Harmon eventually put them together, the longtime friends gladly accepted. In two seasons, they’ve merely become one of the most accomplished doubles teams Tech has produced. The two will be in the hunt for a national championship when the NCAA men’s and women’s doubles championships begin Thursday at Georgia’s Dan Magill Tennis Complex. They are among four teams seeded 5-8.

“When you get up there, you’re just like, Gotta win,” Woodard said. “There’s something about being in Athens.”

Georgia also has two teams in the 32-team draw, second-seeded Lauren Herring and Maho Kowase and Kate Fuller and Silvia Garcia. Georgia State also has an entry, Masa Grgan and Abigail Tere-Apisah.

Woodard and Kurey have considerable credentials. Last summer, they won the ITA National Collegiate Summer Circuit Championships. They followed it by winning the USTA/ITA National Indoor Intercollegiate Championships in November, giving them the first two national doubles titles won by Tech players.

Tech has one individual NCAA champion, singles champion Amanda McDowell in 2008.

Kurey, from Centennial High, and Woodard, who is from Stockbridge and was home-schooled, make a distinctive pair. Woodard is 6-foot-1, has a powerful service game and likes rap music. Kurey is 5-foot-3, is strong on returns and prefers country. Their friendship dates to their days playing junior tennis across the Southeast. Woodard, in fact, helped persuade Kurey to follow her to Tech after she had committed.

“I was saying, ‘Megan, come on, we can play doubles together,’” Woodard said.

The pairing has been so effective that the two are roommates. They have developed an unspoken understanding of how the other will play different shots and even when a meeting between points is unnecessary.

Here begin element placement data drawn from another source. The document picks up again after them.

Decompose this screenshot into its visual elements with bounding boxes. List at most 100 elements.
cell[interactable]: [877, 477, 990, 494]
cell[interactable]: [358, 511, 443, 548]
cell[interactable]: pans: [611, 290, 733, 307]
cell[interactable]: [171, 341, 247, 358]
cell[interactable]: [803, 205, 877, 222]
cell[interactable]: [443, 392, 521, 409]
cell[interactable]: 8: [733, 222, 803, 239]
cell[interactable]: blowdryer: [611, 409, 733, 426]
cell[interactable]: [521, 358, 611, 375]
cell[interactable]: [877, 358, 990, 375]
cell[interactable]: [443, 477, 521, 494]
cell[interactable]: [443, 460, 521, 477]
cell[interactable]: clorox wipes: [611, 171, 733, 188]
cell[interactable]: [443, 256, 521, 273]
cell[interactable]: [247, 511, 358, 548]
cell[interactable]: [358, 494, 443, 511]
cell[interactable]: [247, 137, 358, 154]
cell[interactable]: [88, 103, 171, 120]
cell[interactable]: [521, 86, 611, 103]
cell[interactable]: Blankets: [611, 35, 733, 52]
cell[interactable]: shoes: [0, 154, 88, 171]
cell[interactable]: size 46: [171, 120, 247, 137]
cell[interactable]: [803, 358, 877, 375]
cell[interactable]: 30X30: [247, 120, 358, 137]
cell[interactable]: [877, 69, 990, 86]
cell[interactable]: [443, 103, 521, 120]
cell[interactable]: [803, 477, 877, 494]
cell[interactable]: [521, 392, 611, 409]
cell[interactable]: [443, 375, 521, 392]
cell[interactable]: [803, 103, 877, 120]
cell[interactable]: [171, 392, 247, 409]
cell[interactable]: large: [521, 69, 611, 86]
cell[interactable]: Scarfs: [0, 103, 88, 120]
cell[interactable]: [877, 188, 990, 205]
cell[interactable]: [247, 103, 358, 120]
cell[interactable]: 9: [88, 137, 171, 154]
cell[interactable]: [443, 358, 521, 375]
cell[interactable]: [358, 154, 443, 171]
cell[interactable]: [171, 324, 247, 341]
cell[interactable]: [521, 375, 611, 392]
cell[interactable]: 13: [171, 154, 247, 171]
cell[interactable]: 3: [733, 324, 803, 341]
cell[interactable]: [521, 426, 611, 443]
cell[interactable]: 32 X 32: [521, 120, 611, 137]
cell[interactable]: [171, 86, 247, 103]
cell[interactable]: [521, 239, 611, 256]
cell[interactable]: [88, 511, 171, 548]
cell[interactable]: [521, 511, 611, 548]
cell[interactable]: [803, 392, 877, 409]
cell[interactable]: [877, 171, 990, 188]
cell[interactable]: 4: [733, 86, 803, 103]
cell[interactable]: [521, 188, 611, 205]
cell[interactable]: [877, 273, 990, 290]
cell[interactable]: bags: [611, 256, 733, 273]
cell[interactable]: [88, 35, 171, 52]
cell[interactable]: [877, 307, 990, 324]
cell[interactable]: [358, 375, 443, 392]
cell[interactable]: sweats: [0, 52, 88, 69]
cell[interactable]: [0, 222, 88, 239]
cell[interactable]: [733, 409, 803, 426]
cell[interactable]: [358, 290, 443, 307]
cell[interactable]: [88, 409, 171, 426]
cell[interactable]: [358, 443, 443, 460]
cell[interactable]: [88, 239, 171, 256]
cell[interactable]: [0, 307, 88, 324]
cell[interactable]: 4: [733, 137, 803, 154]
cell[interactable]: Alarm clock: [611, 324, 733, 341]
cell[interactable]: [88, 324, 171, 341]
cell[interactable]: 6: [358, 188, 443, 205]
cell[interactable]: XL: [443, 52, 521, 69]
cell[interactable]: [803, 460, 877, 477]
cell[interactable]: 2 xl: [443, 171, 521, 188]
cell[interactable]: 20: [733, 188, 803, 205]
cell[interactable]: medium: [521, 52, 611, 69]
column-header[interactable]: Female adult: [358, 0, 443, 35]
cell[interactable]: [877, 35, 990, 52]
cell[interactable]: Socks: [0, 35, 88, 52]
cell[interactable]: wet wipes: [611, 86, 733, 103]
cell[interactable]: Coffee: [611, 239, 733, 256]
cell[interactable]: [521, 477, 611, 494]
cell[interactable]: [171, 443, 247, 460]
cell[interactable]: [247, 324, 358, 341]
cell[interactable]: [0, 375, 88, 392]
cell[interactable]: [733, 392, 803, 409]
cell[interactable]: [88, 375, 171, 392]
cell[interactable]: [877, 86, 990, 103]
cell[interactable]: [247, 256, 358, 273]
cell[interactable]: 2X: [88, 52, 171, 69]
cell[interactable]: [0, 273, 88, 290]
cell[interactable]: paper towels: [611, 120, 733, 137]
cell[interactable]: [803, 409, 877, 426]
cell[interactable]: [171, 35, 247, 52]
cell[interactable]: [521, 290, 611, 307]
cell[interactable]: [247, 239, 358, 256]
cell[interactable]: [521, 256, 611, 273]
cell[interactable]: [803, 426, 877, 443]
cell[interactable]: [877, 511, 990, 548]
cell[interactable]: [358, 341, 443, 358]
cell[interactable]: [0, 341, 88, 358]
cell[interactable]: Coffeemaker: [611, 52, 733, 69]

“Sometimes, we just, like, know, ‘She knows what to do,’ or we know if, like, OK, she’s mad, I’ll just let her chill this point,” Kurey said.

Both players, Harmon said, have good instincts for doubles and “I think they volley probably as well as any doubles team here in this tournament,” she said.

Still, how long their run in Athens lasts is up in the air. They won their 14th consecutive match Feb. 21, at which point they were ranked No. 1 in the country and were 18-4 overall and 9-3 against ranked opponents. Since then, they are 9-6 overall with a 1-6 record against nationally ranked opponents. They are now ranked No. 6 in the country.

They acknowledge that they haven’t always played their best. They’re hopeful that almost two weeks of practice since the Yellow Jackets were eliminated from the NCAA team tournament in the second round has provided rest and the chance to sharpen their game.

Should they win their first two matches, a potential quarterfinal matchup awaits with Georgia’s Herring and Kowase, who have split with Kurey and Woodard this season.

“A lot of it’s who gets on a run and who can sustain the run,” Harmon said. “But if they get going, if they start playing the way they can play, they’re talented enough to win here.”